To paraphrase Lewis Carroll, the world gets “curiouser and curiouser.” A few weeks ago I was sitting with my wife waiting for a train to Manchester. We broke off our conversation because despite the waiting room being fairly crowded, no one else was talking and we didn’t want to continue in whispers. We looked around the room and most of the people there were either in two’s or three’s but not one of them was talking. Why? They were completely engrossed in their mobile devices. Virtuality is on the threshold of replacing reality. Time spent with real people has shrunk drastically.
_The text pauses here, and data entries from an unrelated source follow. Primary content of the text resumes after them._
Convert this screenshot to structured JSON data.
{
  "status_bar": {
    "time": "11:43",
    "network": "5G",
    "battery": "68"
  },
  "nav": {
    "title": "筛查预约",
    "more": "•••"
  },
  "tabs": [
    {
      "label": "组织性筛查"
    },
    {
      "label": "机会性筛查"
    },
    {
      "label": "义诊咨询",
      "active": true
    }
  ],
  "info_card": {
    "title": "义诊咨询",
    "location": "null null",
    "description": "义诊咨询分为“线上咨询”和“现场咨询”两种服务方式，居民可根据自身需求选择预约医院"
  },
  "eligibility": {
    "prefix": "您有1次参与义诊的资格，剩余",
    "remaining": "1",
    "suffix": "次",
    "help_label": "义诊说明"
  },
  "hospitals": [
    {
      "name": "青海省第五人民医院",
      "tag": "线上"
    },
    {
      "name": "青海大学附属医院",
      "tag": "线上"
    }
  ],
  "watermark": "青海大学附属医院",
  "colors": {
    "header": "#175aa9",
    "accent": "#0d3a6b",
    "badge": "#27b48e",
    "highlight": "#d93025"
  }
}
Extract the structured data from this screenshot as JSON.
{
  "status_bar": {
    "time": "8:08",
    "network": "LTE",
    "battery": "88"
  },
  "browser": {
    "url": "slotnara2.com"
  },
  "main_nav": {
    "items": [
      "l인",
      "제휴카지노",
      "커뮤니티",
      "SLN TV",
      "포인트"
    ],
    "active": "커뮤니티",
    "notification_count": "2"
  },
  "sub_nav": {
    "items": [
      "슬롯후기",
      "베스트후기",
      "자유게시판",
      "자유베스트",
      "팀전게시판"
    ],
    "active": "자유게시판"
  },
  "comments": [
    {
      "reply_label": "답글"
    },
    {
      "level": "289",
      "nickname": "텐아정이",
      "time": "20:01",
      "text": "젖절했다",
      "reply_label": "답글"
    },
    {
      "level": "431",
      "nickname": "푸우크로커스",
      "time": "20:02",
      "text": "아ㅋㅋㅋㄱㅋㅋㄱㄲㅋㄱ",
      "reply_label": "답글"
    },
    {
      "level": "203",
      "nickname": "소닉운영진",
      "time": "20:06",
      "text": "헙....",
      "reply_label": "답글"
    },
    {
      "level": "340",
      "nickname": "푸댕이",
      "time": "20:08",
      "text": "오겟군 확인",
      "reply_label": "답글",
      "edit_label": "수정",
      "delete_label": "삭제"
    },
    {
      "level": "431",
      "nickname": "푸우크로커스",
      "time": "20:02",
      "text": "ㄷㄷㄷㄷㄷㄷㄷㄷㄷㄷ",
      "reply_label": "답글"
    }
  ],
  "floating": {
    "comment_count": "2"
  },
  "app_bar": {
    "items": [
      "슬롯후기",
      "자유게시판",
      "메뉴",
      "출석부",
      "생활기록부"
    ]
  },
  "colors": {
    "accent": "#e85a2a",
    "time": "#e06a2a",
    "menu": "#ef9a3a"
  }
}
“Let’s do lunch!” “Please have your people speak to my people.” We’re all so busy rushing — but to where? I well remember going with my wife to Rav Dov Schwartzman zatzal many years ago to ask for advice. The manner in which he greeted us, sat us down, enquired after our parents, our children and ourselves with such genuine interest impressed me greatly. Big people always seem to have time for you, even though they measure their minutes with the exactitude of a diamond merchant.

Shortly after his marriage, Rav Moshe Aharon Stern, together with a friend, was asked to escort the Chazon Ish to a wedding in Bnei Brak. They arrived at the Chazon Ish’s home to find him deep in what seemed to them a very superficial conversation with an elderly couple. They were talking about paper clips and hooks, window shades, etc. — which would sell well and which wouldn’t. Without saying it, they thought it a chutzpa to waste the time of the Gadol Hador with such narishkeit (childish foolishness). After nearly an hour, the Chazon Ish slowly escorted the couple to the door as though he had all the time in the world. After the couple left, seeing the expressions on the faces of the young men, the Chazon Ish said, “This couple was two Holocaust survivors. They lost their entire families, everyone and everything. They are trying to rebuild their lives. They plan to open a home goods store here in Bnei Brak. So we reviewed every item and discussed whether or not to stock them.”

Few people sanctified their time as the Chazon Ish or Rav Dov Schwartzman, and yet they prioritized chessed, kindness, even over their learning.

“You shall be holy, for holy am I, the L-rd, your G-d.”

Just as G-d has ‘time’ for the humblest human on the planet, so too must we look up from our machines — and sanctify the minutes of our lives.